What role the government should play in a future housing finance system has been a central question as Democrats and Republicans debate how to move on from Fannie and Freddie. A bill released last week by House Republicans, led by Financial Services Committee Chairman Jeb Hensarling, R-Texas, would leave the government out entirely. A more bipartisan bill authored by Sens. Bob Corker, R-Tenn., and Mark Warner, D-Va., would create a new government agency to regulate private mortgage insurers and protect them against loss.
Bernanke said the Fed had warned for years about the lack of capital held by Fannie and Freddie, the implicit nature of the guarantee provided by the government for the two government-sponsored enterprises and the persistent conflict between public and private goals. The GSEs, as they stood before the crisis, had "very serious flaws" which need to be fixed as part of any reform effort, he said.
The Fed released a white paper by economists nearly two years ago analyzing various housing reform plans that have been aired. But the U.S. central bank itself has not supplied policymakers with its own plan or offered any endorsements.
With the government currently supporting nearly 90% of the mortgage market, policymakers, regulators, and industry participants have stressed the importance of reinvigorating the private market, which has stayed on the sidelines in the absence of certainty by the government about what lawmakers and regulators plan to do to reform the housing market.
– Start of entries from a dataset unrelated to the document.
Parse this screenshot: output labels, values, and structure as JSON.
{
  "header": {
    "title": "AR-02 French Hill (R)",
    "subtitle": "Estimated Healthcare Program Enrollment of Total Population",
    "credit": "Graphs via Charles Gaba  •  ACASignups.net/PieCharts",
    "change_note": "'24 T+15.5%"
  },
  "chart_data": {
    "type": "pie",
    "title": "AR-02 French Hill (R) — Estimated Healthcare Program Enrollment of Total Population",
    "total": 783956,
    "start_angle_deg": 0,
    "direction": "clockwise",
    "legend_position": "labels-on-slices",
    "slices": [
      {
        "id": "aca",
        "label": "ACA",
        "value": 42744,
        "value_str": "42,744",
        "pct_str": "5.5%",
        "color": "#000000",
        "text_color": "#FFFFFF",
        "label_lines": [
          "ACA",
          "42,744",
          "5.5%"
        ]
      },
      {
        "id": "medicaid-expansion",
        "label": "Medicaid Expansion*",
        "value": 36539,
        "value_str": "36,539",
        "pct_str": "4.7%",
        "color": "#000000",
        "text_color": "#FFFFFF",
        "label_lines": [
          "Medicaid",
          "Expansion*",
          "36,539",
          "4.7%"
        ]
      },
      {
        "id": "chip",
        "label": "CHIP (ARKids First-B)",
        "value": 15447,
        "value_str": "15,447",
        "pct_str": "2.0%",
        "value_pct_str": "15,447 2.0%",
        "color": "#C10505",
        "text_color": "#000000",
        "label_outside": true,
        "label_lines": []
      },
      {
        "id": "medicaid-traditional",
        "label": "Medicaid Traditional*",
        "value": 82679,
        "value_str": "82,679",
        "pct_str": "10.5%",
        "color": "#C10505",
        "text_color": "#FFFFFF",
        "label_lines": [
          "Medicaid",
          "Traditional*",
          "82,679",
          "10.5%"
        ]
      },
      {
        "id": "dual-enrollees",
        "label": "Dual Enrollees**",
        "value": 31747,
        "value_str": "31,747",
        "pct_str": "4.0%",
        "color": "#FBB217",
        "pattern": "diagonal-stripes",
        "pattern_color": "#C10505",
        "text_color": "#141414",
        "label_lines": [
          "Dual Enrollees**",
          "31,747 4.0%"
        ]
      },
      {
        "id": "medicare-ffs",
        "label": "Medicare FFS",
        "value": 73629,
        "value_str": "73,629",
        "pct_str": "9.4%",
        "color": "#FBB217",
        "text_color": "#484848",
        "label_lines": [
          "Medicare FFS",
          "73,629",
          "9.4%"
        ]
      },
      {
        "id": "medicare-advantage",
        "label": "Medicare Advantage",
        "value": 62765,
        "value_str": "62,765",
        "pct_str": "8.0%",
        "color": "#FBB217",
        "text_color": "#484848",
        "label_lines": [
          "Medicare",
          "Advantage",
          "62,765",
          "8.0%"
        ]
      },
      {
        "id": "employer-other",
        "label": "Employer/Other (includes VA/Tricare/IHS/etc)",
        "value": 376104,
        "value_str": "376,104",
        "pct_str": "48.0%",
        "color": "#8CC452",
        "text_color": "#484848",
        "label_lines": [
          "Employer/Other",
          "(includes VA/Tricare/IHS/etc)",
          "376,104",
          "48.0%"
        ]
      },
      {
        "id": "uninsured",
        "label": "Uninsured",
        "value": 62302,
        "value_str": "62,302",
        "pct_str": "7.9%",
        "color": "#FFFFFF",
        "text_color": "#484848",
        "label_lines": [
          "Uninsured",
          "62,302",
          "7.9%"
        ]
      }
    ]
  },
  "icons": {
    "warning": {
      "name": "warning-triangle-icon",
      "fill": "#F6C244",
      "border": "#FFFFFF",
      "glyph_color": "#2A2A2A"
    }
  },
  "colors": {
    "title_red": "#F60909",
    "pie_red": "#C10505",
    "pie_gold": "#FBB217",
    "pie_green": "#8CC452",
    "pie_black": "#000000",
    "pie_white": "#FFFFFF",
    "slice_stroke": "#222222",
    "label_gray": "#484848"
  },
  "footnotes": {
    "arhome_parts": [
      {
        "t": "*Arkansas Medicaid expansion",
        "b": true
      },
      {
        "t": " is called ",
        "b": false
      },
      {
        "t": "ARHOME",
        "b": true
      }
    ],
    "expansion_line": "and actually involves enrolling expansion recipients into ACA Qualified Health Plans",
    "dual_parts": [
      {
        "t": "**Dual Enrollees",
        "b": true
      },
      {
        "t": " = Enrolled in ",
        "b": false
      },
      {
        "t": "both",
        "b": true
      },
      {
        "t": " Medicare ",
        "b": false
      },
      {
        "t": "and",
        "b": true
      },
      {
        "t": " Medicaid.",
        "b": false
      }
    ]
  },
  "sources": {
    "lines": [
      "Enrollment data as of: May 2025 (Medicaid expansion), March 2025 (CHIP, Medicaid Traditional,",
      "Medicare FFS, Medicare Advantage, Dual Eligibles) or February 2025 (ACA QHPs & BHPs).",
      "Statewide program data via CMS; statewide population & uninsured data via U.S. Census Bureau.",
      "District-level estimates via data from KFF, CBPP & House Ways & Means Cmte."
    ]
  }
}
"Everyone agrees that one of the key questions is what role, if any, the government should play," said Bernanke. "It seems pretty clear that the private sector should be playing more of a role than it is now."
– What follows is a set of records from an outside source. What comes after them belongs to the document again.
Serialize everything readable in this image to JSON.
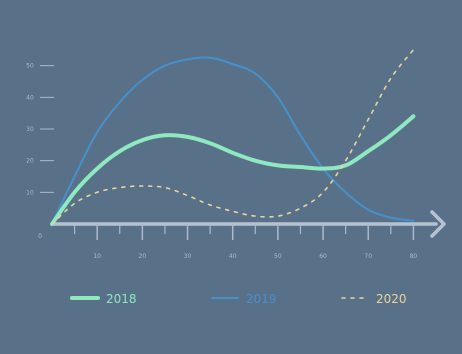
{
  "chart_data": {
    "type": "line",
    "title": "",
    "xlabel": "",
    "ylabel": "",
    "origin_label": "0",
    "x_ticks": [
      "10",
      "20",
      "30",
      "40",
      "50",
      "60",
      "70",
      "80"
    ],
    "y_ticks": [
      "10",
      "20",
      "30",
      "40",
      "50"
    ],
    "xlim": [
      0,
      85
    ],
    "ylim": [
      0,
      60
    ],
    "grid": false,
    "legend_position": "bottom",
    "series": [
      {
        "name": "2018",
        "color": "#8ee8c0",
        "style": "solid",
        "x": [
          0,
          5,
          10,
          15,
          20,
          25,
          30,
          35,
          40,
          45,
          50,
          55,
          60,
          65,
          70,
          75,
          80
        ],
        "y": [
          0,
          10,
          17.5,
          23,
          26.5,
          28,
          27.5,
          25.5,
          22.5,
          20,
          18.5,
          18,
          17.5,
          18.5,
          23,
          28,
          34
        ]
      },
      {
        "name": "2019",
        "color": "#4691cc",
        "style": "solid",
        "x": [
          0,
          5,
          10,
          15,
          20,
          25,
          30,
          35,
          40,
          45,
          50,
          55,
          60,
          65,
          70,
          75,
          80
        ],
        "y": [
          0,
          15,
          29,
          38.5,
          45.5,
          50,
          52,
          52.5,
          50.5,
          47.5,
          40,
          28,
          17.5,
          10,
          4.5,
          2,
          1
        ]
      },
      {
        "name": "2020",
        "color": "#e9d49b",
        "style": "dashed",
        "x": [
          0,
          5,
          10,
          15,
          20,
          25,
          30,
          35,
          40,
          45,
          50,
          55,
          60,
          65,
          70,
          75,
          80
        ],
        "y": [
          0,
          6.5,
          10,
          11.5,
          12,
          11.5,
          9,
          6,
          4,
          2.5,
          2.5,
          5,
          10,
          20,
          33,
          46,
          55
        ]
      }
    ]
  }
}
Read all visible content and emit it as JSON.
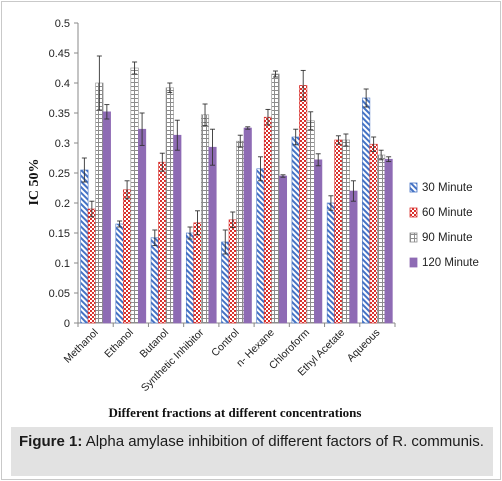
{
  "caption": {
    "label": "Figure 1:",
    "text": "Alpha amylase inhibition of different factors of R. communis."
  },
  "chart_data": {
    "type": "bar",
    "title": "",
    "xlabel": "Different fractions at different concentrations",
    "ylabel": "IC 50%",
    "ylim": [
      0,
      0.5
    ],
    "yticks": [
      "0",
      "0.05",
      "0.1",
      "0.15",
      "0.2",
      "0.25",
      "0.3",
      "0.35",
      "0.4",
      "0.45",
      "0.5"
    ],
    "grid": false,
    "legend_position": "right",
    "categories": [
      "Methanol",
      "Ethanol",
      "Butanol",
      "Synthetic Inhibitor",
      "Control",
      "n- Hexane",
      "Chloroform",
      "Ethyl Acetate",
      "Aqueous"
    ],
    "series": [
      {
        "name": "30 Minute",
        "color": "#4472c4",
        "pattern": "diagonal-hatch",
        "values": [
          0.255,
          0.165,
          0.142,
          0.15,
          0.135,
          0.257,
          0.31,
          0.2,
          0.375
        ],
        "errors": [
          0.02,
          0.005,
          0.013,
          0.01,
          0.02,
          0.02,
          0.013,
          0.012,
          0.015
        ]
      },
      {
        "name": "60 Minute",
        "color": "#d9312d",
        "pattern": "dotted",
        "values": [
          0.19,
          0.222,
          0.268,
          0.167,
          0.172,
          0.343,
          0.396,
          0.305,
          0.298
        ],
        "errors": [
          0.013,
          0.015,
          0.015,
          0.02,
          0.013,
          0.013,
          0.025,
          0.007,
          0.012
        ]
      },
      {
        "name": "90 Minute",
        "color": "#8c8c8c",
        "pattern": "grid",
        "values": [
          0.4,
          0.425,
          0.392,
          0.347,
          0.303,
          0.415,
          0.337,
          0.305,
          0.28
        ],
        "errors": [
          0.045,
          0.01,
          0.008,
          0.018,
          0.01,
          0.005,
          0.015,
          0.01,
          0.008
        ]
      },
      {
        "name": "120 Minute",
        "color": "#8e6bb4",
        "pattern": "solid",
        "values": [
          0.352,
          0.323,
          0.313,
          0.293,
          0.325,
          0.245,
          0.272,
          0.22,
          0.273
        ],
        "errors": [
          0.012,
          0.027,
          0.025,
          0.03,
          0.002,
          0.002,
          0.01,
          0.017,
          0.004
        ]
      }
    ]
  }
}
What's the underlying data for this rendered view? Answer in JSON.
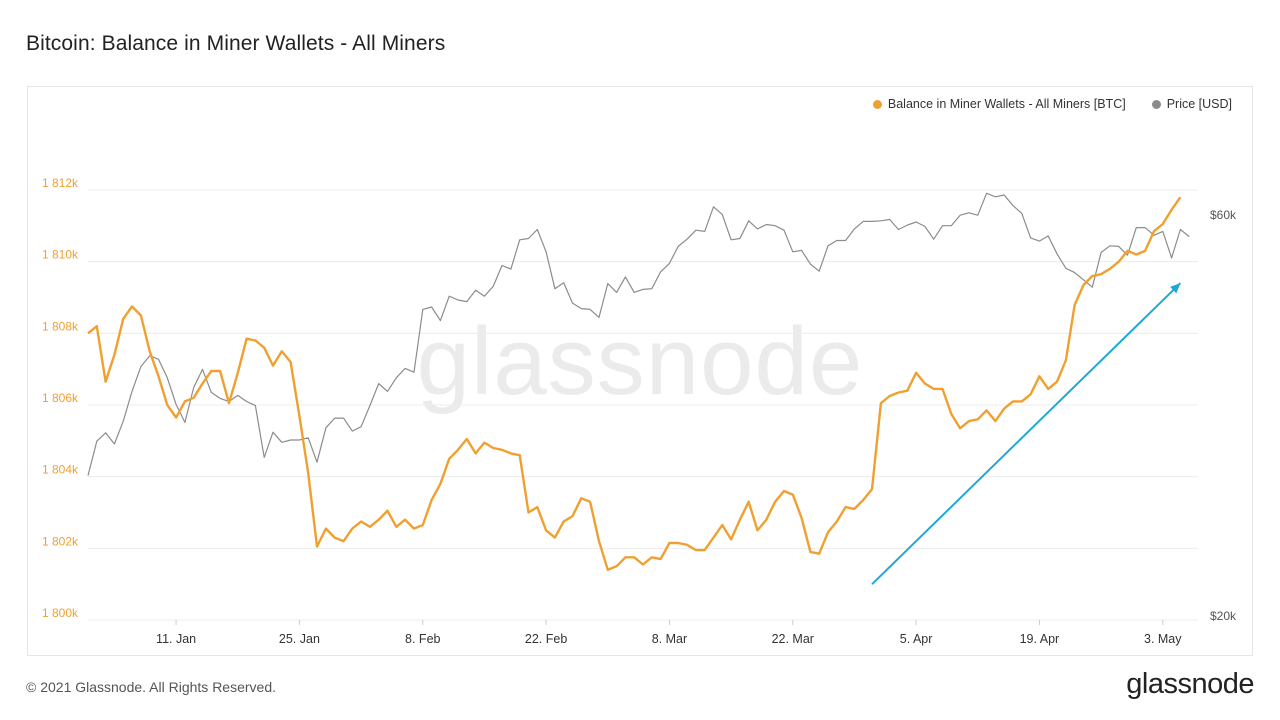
{
  "header": {
    "title": "Bitcoin: Balance in Miner Wallets - All Miners"
  },
  "footer": {
    "copyright": "© 2021 Glassnode. All Rights Reserved.",
    "logo_text": "glassnode"
  },
  "watermark": "glassnode",
  "colors": {
    "balance": "#f0a030",
    "price": "#8c8c8c",
    "arrow": "#1fa8d6",
    "grid": "#ececec"
  },
  "chart_data": {
    "type": "line",
    "title": "Bitcoin: Balance in Miner Wallets - All Miners",
    "legend": [
      {
        "key": "balance",
        "label": "Balance in Miner Wallets - All Miners [BTC]"
      },
      {
        "key": "price",
        "label": "Price [USD]"
      }
    ],
    "legend_position": "top-right",
    "grid": true,
    "x_ticks": [
      "11. Jan",
      "25. Jan",
      "8. Feb",
      "22. Feb",
      "8. Mar",
      "22. Mar",
      "5. Apr",
      "19. Apr",
      "3. May"
    ],
    "x_range": [
      "2021-01-01",
      "2021-05-08"
    ],
    "y_left": {
      "label": "Balance in Miner Wallets - All Miners [BTC]",
      "ticks": [
        "1 800k",
        "1 802k",
        "1 804k",
        "1 806k",
        "1 808k",
        "1 810k",
        "1 812k"
      ],
      "range": [
        1800000,
        1814000
      ]
    },
    "y_right": {
      "label": "Price [USD]",
      "ticks": [
        "$20k",
        "$60k"
      ],
      "scale": "log",
      "range": [
        20000,
        70000
      ]
    },
    "series": [
      {
        "name": "Balance in Miner Wallets - All Miners [BTC]",
        "key": "balance",
        "axis": "left",
        "points": [
          [
            "2021-01-01",
            1808000
          ],
          [
            "2021-01-02",
            1808200
          ],
          [
            "2021-01-03",
            1806650
          ],
          [
            "2021-01-04",
            1807400
          ],
          [
            "2021-01-05",
            1808400
          ],
          [
            "2021-01-06",
            1808750
          ],
          [
            "2021-01-07",
            1808500
          ],
          [
            "2021-01-08",
            1807500
          ],
          [
            "2021-01-09",
            1806800
          ],
          [
            "2021-01-10",
            1806000
          ],
          [
            "2021-01-11",
            1805650
          ],
          [
            "2021-01-12",
            1806100
          ],
          [
            "2021-01-13",
            1806200
          ],
          [
            "2021-01-14",
            1806600
          ],
          [
            "2021-01-15",
            1806950
          ],
          [
            "2021-01-16",
            1806950
          ],
          [
            "2021-01-17",
            1806050
          ],
          [
            "2021-01-18",
            1806900
          ],
          [
            "2021-01-19",
            1807850
          ],
          [
            "2021-01-20",
            1807800
          ],
          [
            "2021-01-21",
            1807600
          ],
          [
            "2021-01-22",
            1807100
          ],
          [
            "2021-01-23",
            1807500
          ],
          [
            "2021-01-24",
            1807200
          ],
          [
            "2021-01-25",
            1805700
          ],
          [
            "2021-01-26",
            1804100
          ],
          [
            "2021-01-27",
            1802050
          ],
          [
            "2021-01-28",
            1802550
          ],
          [
            "2021-01-29",
            1802300
          ],
          [
            "2021-01-30",
            1802200
          ],
          [
            "2021-01-31",
            1802550
          ],
          [
            "2021-02-01",
            1802750
          ],
          [
            "2021-02-02",
            1802600
          ],
          [
            "2021-02-03",
            1802800
          ],
          [
            "2021-02-04",
            1803050
          ],
          [
            "2021-02-05",
            1802600
          ],
          [
            "2021-02-06",
            1802800
          ],
          [
            "2021-02-07",
            1802550
          ],
          [
            "2021-02-08",
            1802650
          ],
          [
            "2021-02-09",
            1803350
          ],
          [
            "2021-02-10",
            1803800
          ],
          [
            "2021-02-11",
            1804500
          ],
          [
            "2021-02-12",
            1804750
          ],
          [
            "2021-02-13",
            1805050
          ],
          [
            "2021-02-14",
            1804650
          ],
          [
            "2021-02-15",
            1804950
          ],
          [
            "2021-02-16",
            1804800
          ],
          [
            "2021-02-17",
            1804750
          ],
          [
            "2021-02-18",
            1804650
          ],
          [
            "2021-02-19",
            1804600
          ],
          [
            "2021-02-20",
            1803000
          ],
          [
            "2021-02-21",
            1803150
          ],
          [
            "2021-02-22",
            1802500
          ],
          [
            "2021-02-23",
            1802300
          ],
          [
            "2021-02-24",
            1802750
          ],
          [
            "2021-02-25",
            1802900
          ],
          [
            "2021-02-26",
            1803400
          ],
          [
            "2021-02-27",
            1803300
          ],
          [
            "2021-02-28",
            1802200
          ],
          [
            "2021-03-01",
            1801400
          ],
          [
            "2021-03-02",
            1801500
          ],
          [
            "2021-03-03",
            1801750
          ],
          [
            "2021-03-04",
            1801750
          ],
          [
            "2021-03-05",
            1801550
          ],
          [
            "2021-03-06",
            1801750
          ],
          [
            "2021-03-07",
            1801700
          ],
          [
            "2021-03-08",
            1802150
          ],
          [
            "2021-03-09",
            1802150
          ],
          [
            "2021-03-10",
            1802100
          ],
          [
            "2021-03-11",
            1801950
          ],
          [
            "2021-03-12",
            1801950
          ],
          [
            "2021-03-13",
            1802300
          ],
          [
            "2021-03-14",
            1802650
          ],
          [
            "2021-03-15",
            1802250
          ],
          [
            "2021-03-16",
            1802800
          ],
          [
            "2021-03-17",
            1803300
          ],
          [
            "2021-03-18",
            1802500
          ],
          [
            "2021-03-19",
            1802800
          ],
          [
            "2021-03-20",
            1803300
          ],
          [
            "2021-03-21",
            1803600
          ],
          [
            "2021-03-22",
            1803500
          ],
          [
            "2021-03-23",
            1802850
          ],
          [
            "2021-03-24",
            1801900
          ],
          [
            "2021-03-25",
            1801850
          ],
          [
            "2021-03-26",
            1802450
          ],
          [
            "2021-03-27",
            1802750
          ],
          [
            "2021-03-28",
            1803150
          ],
          [
            "2021-03-29",
            1803100
          ],
          [
            "2021-03-30",
            1803350
          ],
          [
            "2021-03-31",
            1803650
          ],
          [
            "2021-04-01",
            1806050
          ],
          [
            "2021-04-02",
            1806250
          ],
          [
            "2021-04-03",
            1806350
          ],
          [
            "2021-04-04",
            1806400
          ],
          [
            "2021-04-05",
            1806900
          ],
          [
            "2021-04-06",
            1806600
          ],
          [
            "2021-04-07",
            1806450
          ],
          [
            "2021-04-08",
            1806450
          ],
          [
            "2021-04-09",
            1805750
          ],
          [
            "2021-04-10",
            1805350
          ],
          [
            "2021-04-11",
            1805550
          ],
          [
            "2021-04-12",
            1805600
          ],
          [
            "2021-04-13",
            1805850
          ],
          [
            "2021-04-14",
            1805550
          ],
          [
            "2021-04-15",
            1805900
          ],
          [
            "2021-04-16",
            1806100
          ],
          [
            "2021-04-17",
            1806100
          ],
          [
            "2021-04-18",
            1806300
          ],
          [
            "2021-04-19",
            1806800
          ],
          [
            "2021-04-20",
            1806450
          ],
          [
            "2021-04-21",
            1806650
          ],
          [
            "2021-04-22",
            1807250
          ],
          [
            "2021-04-23",
            1808800
          ],
          [
            "2021-04-24",
            1809350
          ],
          [
            "2021-04-25",
            1809600
          ],
          [
            "2021-04-26",
            1809650
          ],
          [
            "2021-04-27",
            1809800
          ],
          [
            "2021-04-28",
            1810000
          ],
          [
            "2021-04-29",
            1810300
          ],
          [
            "2021-04-30",
            1810200
          ],
          [
            "2021-05-01",
            1810300
          ],
          [
            "2021-05-02",
            1810850
          ],
          [
            "2021-05-03",
            1811050
          ],
          [
            "2021-05-04",
            1811450
          ],
          [
            "2021-05-05",
            1811800
          ]
        ]
      },
      {
        "name": "Price [USD]",
        "key": "price",
        "axis": "right",
        "points": [
          [
            "2021-01-01",
            29300
          ],
          [
            "2021-01-02",
            32200
          ],
          [
            "2021-01-03",
            32950
          ],
          [
            "2021-01-04",
            31950
          ],
          [
            "2021-01-05",
            34000
          ],
          [
            "2021-01-06",
            36900
          ],
          [
            "2021-01-07",
            39500
          ],
          [
            "2021-01-08",
            40700
          ],
          [
            "2021-01-09",
            40300
          ],
          [
            "2021-01-10",
            38300
          ],
          [
            "2021-01-11",
            35600
          ],
          [
            "2021-01-12",
            33900
          ],
          [
            "2021-01-13",
            37300
          ],
          [
            "2021-01-14",
            39200
          ],
          [
            "2021-01-15",
            36800
          ],
          [
            "2021-01-16",
            36200
          ],
          [
            "2021-01-17",
            35900
          ],
          [
            "2021-01-18",
            36500
          ],
          [
            "2021-01-19",
            35900
          ],
          [
            "2021-01-20",
            35500
          ],
          [
            "2021-01-21",
            30800
          ],
          [
            "2021-01-22",
            33000
          ],
          [
            "2021-01-23",
            32100
          ],
          [
            "2021-01-24",
            32300
          ],
          [
            "2021-01-25",
            32300
          ],
          [
            "2021-01-26",
            32500
          ],
          [
            "2021-01-27",
            30400
          ],
          [
            "2021-01-28",
            33400
          ],
          [
            "2021-01-29",
            34300
          ],
          [
            "2021-01-30",
            34300
          ],
          [
            "2021-01-31",
            33100
          ],
          [
            "2021-02-01",
            33500
          ],
          [
            "2021-02-02",
            35500
          ],
          [
            "2021-02-03",
            37700
          ],
          [
            "2021-02-04",
            36900
          ],
          [
            "2021-02-05",
            38300
          ],
          [
            "2021-02-06",
            39300
          ],
          [
            "2021-02-07",
            38900
          ],
          [
            "2021-02-08",
            46200
          ],
          [
            "2021-02-09",
            46500
          ],
          [
            "2021-02-10",
            44800
          ],
          [
            "2021-02-11",
            47900
          ],
          [
            "2021-02-12",
            47400
          ],
          [
            "2021-02-13",
            47200
          ],
          [
            "2021-02-14",
            48700
          ],
          [
            "2021-02-15",
            47900
          ],
          [
            "2021-02-16",
            49200
          ],
          [
            "2021-02-17",
            52100
          ],
          [
            "2021-02-18",
            51600
          ],
          [
            "2021-02-19",
            55900
          ],
          [
            "2021-02-20",
            56100
          ],
          [
            "2021-02-21",
            57500
          ],
          [
            "2021-02-22",
            54100
          ],
          [
            "2021-02-23",
            48900
          ],
          [
            "2021-02-24",
            49700
          ],
          [
            "2021-02-25",
            47000
          ],
          [
            "2021-02-26",
            46300
          ],
          [
            "2021-02-27",
            46200
          ],
          [
            "2021-02-28",
            45200
          ],
          [
            "2021-03-01",
            49600
          ],
          [
            "2021-03-02",
            48400
          ],
          [
            "2021-03-03",
            50500
          ],
          [
            "2021-03-04",
            48400
          ],
          [
            "2021-03-05",
            48800
          ],
          [
            "2021-03-06",
            48900
          ],
          [
            "2021-03-07",
            51200
          ],
          [
            "2021-03-08",
            52400
          ],
          [
            "2021-03-09",
            54900
          ],
          [
            "2021-03-10",
            56000
          ],
          [
            "2021-03-11",
            57400
          ],
          [
            "2021-03-12",
            57200
          ],
          [
            "2021-03-13",
            61200
          ],
          [
            "2021-03-14",
            59900
          ],
          [
            "2021-03-15",
            55900
          ],
          [
            "2021-03-16",
            56100
          ],
          [
            "2021-03-17",
            58900
          ],
          [
            "2021-03-18",
            57600
          ],
          [
            "2021-03-19",
            58300
          ],
          [
            "2021-03-20",
            58100
          ],
          [
            "2021-03-21",
            57400
          ],
          [
            "2021-03-22",
            54100
          ],
          [
            "2021-03-23",
            54300
          ],
          [
            "2021-03-24",
            52300
          ],
          [
            "2021-03-25",
            51300
          ],
          [
            "2021-03-26",
            55000
          ],
          [
            "2021-03-27",
            55800
          ],
          [
            "2021-03-28",
            55800
          ],
          [
            "2021-03-29",
            57600
          ],
          [
            "2021-03-30",
            58800
          ],
          [
            "2021-03-31",
            58800
          ],
          [
            "2021-04-01",
            58900
          ],
          [
            "2021-04-02",
            59100
          ],
          [
            "2021-04-03",
            57500
          ],
          [
            "2021-04-04",
            58200
          ],
          [
            "2021-04-05",
            58700
          ],
          [
            "2021-04-06",
            58000
          ],
          [
            "2021-04-07",
            56000
          ],
          [
            "2021-04-08",
            58100
          ],
          [
            "2021-04-09",
            58100
          ],
          [
            "2021-04-10",
            59800
          ],
          [
            "2021-04-11",
            60200
          ],
          [
            "2021-04-12",
            59800
          ],
          [
            "2021-04-13",
            63500
          ],
          [
            "2021-04-14",
            62900
          ],
          [
            "2021-04-15",
            63200
          ],
          [
            "2021-04-16",
            61400
          ],
          [
            "2021-04-17",
            60100
          ],
          [
            "2021-04-18",
            56200
          ],
          [
            "2021-04-19",
            55700
          ],
          [
            "2021-04-20",
            56500
          ],
          [
            "2021-04-21",
            53800
          ],
          [
            "2021-04-22",
            51700
          ],
          [
            "2021-04-23",
            51100
          ],
          [
            "2021-04-24",
            50100
          ],
          [
            "2021-04-25",
            49100
          ],
          [
            "2021-04-26",
            54000
          ],
          [
            "2021-04-27",
            55000
          ],
          [
            "2021-04-28",
            54900
          ],
          [
            "2021-04-29",
            53600
          ],
          [
            "2021-04-30",
            57800
          ],
          [
            "2021-05-01",
            57800
          ],
          [
            "2021-05-02",
            56600
          ],
          [
            "2021-05-03",
            57200
          ],
          [
            "2021-05-04",
            53200
          ],
          [
            "2021-05-05",
            57500
          ],
          [
            "2021-05-06",
            56400
          ]
        ]
      }
    ],
    "annotations": [
      {
        "type": "arrow",
        "from": [
          "2021-03-31",
          1801000
        ],
        "to": [
          "2021-05-05",
          1809400
        ]
      }
    ]
  }
}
Hensarling's bill would require Fannie and Freddie to be unwound in five years. Before they are dismantled, the portfolios of mortgage-backed securities at both firms would have to be reduced by 15% annually and conforming limits would have to drop as well. Additionally, the bill would reduce the Federal Housing Administration's role in the market, and create a new National Mortgage Market Utility.
Democrats are already criticizing the bill, suggesting it would eliminate the 30-year fixed rate mortgage and make owning a home more expensive.
"While I support reducing the current government footprint in the housing market, I'm concerned that such a drastic reduction will adversely affect homeowners, depress the broader economy and eliminate the 30-year fixed rate mortgage as we know it," said Rep. Maxine Waters, D-Calif., the ranking member of the committee, at the hearing.
Bernanke endorsed the importance of American families having access to mortgage credit to provide them a chance to buy a home. But he suggested that such credit should not be limited to 30-year mortgages alone.
"Many people use different types of mortgage structures," he said. "I think the main thing, again, is not the instrument itself but rather the access of the average American to home ownership and to mortgage credit."
Some lawmakers said a final plan must ensure that whatever entity ends up supporting the housing market is sufficiently capitalized to deal with crises to prevent the type of chaos that ensued when the government had to bail out Fannie and Freddie.
"If you don't have some entity that is self-sufficient, has huge capital to make sure that it can withstand a downturn, we're going to end up in the situation again," said Rep. Gary Miller, R-Calif.